Njange Maina @NjangeWaEunice
Last year, a market research by Oxford Business Group placed Kenya’s retail market among the top thriving in the continent, only second to South Africa. In Vision 2030, Kenya’s retail sector is prospected to be a major contributor to the Gross Domestic Product (GDP).
The potential in Kenya’s retail market inspired Devan Shah among others to start Seven 2 Seven, a business enterprise that distributes consumer goods to appointed rural kiosks directly from manufacturers.
Through a franchising model, the company stocks fast moving household goods in their appointed kiosks for consumers to buy.
Franchising is not new in Kenya. Some soda and milk companies use it, though on a smaller scale. Through franchising, Coca-cola, Pepsi, Daima Milk and several others companies provide refrigeration services to traders on an agreement they will not stock competing brands in the fridges.
“Kenya’s retail sector is thriving. However, most domestic goods reach consumers at exorbitant prices because of a long distribution chain,” says Nishant Bhant the operations manager for Seven 2 Seven.
An interested investor approaches the company for consideration to become a partner. If successful, the person gets a kiosk.
“We first vet any interested partner to gauge their appropriateness to become our partner, if contented we sign the agreement,” says Nishant
Before entering into an agreement, Seven 2 Seven has to check the intended set-up location. The specific location choice for the kiosk must satisfy the company.
If the application is successful, the proprietor becomes a ‘Seven 2 Seven franchisee’ and pays Sh150,000 as deposit and then receives a kiosk with approximately Sh300,000 worth of stock.
The franchisee is afterwards entitled to other business benefits such as free marketing, regular stocking, tax remittance, business skills among others.
The company also gives a Point of Sale (POS) machine to the franchisee. The POS machine helps ensure that the franchisee adheres to the pricing set by the company.
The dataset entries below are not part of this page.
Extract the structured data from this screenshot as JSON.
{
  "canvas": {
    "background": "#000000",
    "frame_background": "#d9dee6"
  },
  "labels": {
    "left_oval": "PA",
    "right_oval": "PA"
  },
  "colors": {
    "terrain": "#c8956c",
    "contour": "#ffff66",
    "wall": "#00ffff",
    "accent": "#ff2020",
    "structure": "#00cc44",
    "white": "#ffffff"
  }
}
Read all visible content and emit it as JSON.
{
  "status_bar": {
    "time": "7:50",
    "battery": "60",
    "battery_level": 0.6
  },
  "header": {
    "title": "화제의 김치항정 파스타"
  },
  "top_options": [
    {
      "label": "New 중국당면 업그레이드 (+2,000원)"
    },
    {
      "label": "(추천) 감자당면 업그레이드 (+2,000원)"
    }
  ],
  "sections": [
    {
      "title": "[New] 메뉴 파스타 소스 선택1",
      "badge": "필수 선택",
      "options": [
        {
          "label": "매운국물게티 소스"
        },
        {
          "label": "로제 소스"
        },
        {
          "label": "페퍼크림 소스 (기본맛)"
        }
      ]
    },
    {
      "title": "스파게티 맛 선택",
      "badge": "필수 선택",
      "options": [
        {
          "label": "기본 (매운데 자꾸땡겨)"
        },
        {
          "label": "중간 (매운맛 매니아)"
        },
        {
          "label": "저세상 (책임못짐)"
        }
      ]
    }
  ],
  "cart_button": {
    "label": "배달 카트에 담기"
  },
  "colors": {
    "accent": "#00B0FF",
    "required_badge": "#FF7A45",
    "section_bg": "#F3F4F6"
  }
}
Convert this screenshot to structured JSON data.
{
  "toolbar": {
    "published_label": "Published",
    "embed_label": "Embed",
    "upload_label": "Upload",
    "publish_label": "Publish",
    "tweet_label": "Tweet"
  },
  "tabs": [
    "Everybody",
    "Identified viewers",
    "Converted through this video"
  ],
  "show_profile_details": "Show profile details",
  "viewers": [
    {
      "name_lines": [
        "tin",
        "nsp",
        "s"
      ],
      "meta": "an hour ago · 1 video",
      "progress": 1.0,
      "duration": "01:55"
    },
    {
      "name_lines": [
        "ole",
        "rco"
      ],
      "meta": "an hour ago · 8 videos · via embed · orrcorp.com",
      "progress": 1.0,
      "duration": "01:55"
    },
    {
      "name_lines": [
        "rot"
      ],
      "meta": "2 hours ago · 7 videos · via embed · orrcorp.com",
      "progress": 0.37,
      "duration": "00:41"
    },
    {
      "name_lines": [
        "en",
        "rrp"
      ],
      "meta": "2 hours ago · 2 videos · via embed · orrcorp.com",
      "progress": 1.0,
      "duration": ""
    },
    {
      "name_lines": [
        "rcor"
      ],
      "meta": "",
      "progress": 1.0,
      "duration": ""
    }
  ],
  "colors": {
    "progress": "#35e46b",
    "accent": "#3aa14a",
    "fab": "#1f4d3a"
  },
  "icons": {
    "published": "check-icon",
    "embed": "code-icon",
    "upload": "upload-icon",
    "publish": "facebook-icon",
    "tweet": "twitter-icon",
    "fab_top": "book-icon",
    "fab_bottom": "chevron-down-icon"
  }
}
All the prices are regulated by the company and are universal to all franchisees’ kiosks across the country.
Although the franchisees cannot take stock from outside sources, they are allowed to sell goods produced locally that are not supplied by Seven 2 Seven such as greens and fruits.
“In the franchising models of business, one cannot stock outside the parent company. In Seven 2 Seven, we have more than 450 items stored in our warehouses” adds Bhatt.
After selling, the franchisee remits all the sales revenue, but gets back the profit. Normally, the company supplies the stock at a factory price which leaves the franchisee with a bigger profit margin.
Seven 2 Seven has partnered with different manufacturers from whom they acquire the consumer goods at fairly cheaper prices.
“We get goods directly from our partners such as Bakex, Broadway, Bidco, Kapa Oil, Coca Cola, Menengai, Unilever and several others. This actually reduces costs which would have otherwise be incurred in the normal distribution chain,” Says Bhatt.
So far, Seven 2 Seven has leased 25 kiosks since they began operations in April last year. Among the areas they have set up are Murang’a, Kiambu, Kajiado and Nairobi Counties.
Bhatt says that the retail model has picked beyond the expectations and the company will expand to other markets.
Seven 2 Seven is hoping that the retail model will also reduce unemployment by providing competitive business opportunities.